Young people are addicted to a virtual world that is designed to keep them hooked with little care for collateral damage.
A year ago I walked into my kitchen to find half a dozen teenagers there, each one engrossed with their own private screen in silence. I realised it had been months since I’d seen a teenager without a computer or smartphone in their hand. I decided there and then to make a film on the subject, the beginning of a year-long journey that took me from the fibre-optic cables in the sewers of London to spending endless, unedifying hours in bedrooms of teenage boys as they watched porn.
Nearly every girl I met talked of the social pressure: the demand to be constantly in touch; the problems of “unfriending”; being in the gaze of people they have barely met; the anxieties about their image; and the horror of looking in while being left out – for them much more pressing than what one girl dubbed “the parental obsession with groomers and porn”.
What surprised me was the anger of many teenagers who, in turn, felt abandoned by parents whose own eyes were fixed on electronic devices.

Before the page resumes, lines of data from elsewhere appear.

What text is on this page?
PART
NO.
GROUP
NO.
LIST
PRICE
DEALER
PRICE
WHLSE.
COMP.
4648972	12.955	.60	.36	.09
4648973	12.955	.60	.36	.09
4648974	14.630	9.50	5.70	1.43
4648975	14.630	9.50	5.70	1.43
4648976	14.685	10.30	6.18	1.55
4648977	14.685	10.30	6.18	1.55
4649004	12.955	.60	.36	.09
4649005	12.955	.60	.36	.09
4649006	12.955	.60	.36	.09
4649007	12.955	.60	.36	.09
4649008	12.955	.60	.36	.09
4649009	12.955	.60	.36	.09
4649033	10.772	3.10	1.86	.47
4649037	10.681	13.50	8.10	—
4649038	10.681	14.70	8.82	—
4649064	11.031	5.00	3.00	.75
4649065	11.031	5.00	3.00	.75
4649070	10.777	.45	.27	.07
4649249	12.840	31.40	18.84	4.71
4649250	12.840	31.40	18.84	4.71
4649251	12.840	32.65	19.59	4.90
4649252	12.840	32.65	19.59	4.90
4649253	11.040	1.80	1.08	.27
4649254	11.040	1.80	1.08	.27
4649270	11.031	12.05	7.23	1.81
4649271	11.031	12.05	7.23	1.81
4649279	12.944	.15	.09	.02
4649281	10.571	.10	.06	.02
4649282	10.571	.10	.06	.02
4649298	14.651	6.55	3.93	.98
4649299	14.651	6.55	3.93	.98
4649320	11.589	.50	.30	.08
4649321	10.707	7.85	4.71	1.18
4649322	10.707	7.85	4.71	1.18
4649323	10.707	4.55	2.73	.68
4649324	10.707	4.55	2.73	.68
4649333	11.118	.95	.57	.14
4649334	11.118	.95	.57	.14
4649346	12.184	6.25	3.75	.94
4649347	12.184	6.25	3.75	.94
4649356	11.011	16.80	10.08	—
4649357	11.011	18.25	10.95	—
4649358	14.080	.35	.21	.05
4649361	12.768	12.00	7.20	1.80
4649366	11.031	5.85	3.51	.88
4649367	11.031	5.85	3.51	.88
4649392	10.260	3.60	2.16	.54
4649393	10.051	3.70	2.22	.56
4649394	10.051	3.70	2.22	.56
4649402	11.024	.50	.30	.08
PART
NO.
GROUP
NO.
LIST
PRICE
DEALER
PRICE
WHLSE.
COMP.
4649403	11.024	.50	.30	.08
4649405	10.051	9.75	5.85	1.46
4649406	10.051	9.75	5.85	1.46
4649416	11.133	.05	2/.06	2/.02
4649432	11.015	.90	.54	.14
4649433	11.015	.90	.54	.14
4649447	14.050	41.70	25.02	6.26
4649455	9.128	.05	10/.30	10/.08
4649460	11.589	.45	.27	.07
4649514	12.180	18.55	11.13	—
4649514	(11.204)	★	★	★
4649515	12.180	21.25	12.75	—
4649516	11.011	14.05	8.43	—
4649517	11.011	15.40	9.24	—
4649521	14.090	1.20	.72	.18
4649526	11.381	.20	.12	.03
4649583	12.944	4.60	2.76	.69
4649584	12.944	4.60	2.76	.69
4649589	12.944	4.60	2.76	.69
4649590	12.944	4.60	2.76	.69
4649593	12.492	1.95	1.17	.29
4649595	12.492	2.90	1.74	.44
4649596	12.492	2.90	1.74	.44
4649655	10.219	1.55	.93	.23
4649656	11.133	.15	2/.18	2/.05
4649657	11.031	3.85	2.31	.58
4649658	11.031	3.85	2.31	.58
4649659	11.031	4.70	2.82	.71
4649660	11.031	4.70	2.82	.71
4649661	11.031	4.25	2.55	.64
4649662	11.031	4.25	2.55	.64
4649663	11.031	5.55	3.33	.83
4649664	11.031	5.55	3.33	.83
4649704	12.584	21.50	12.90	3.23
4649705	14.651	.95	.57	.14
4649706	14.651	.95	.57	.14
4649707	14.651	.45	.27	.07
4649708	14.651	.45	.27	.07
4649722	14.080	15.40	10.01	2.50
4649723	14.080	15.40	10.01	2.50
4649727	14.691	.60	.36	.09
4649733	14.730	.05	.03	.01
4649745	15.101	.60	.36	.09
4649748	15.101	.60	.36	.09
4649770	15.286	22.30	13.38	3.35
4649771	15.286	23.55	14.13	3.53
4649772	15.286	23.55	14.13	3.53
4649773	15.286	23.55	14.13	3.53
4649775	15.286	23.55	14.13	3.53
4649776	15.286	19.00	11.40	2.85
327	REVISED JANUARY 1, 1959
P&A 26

More shocking still was the sight of an entire industry systematically pulling young people into their glittering and beguiling world – with little care for the collateral damage. Luis Von Ahn, inventor of Captcha and reCaptcha (the brilliant if irritating security system where you type letters into a box to prove you are human), says “anyone doing anything on the web professionally is constantly refining their site to keep the user using”. He readily admits that the industry knowingly designs to addict, but he puts his faith in the fact that the people at the heart of the industry are good people with good values. I am not so sure.
The devices that our kids use are shipped from the factory with every possible audio, visual or vibration alert switched on. Each new app, website, tweet and message adds another layer of intrusion – each intrusion is cynically designed to get a response, and each response creates an appetite for another intrusion.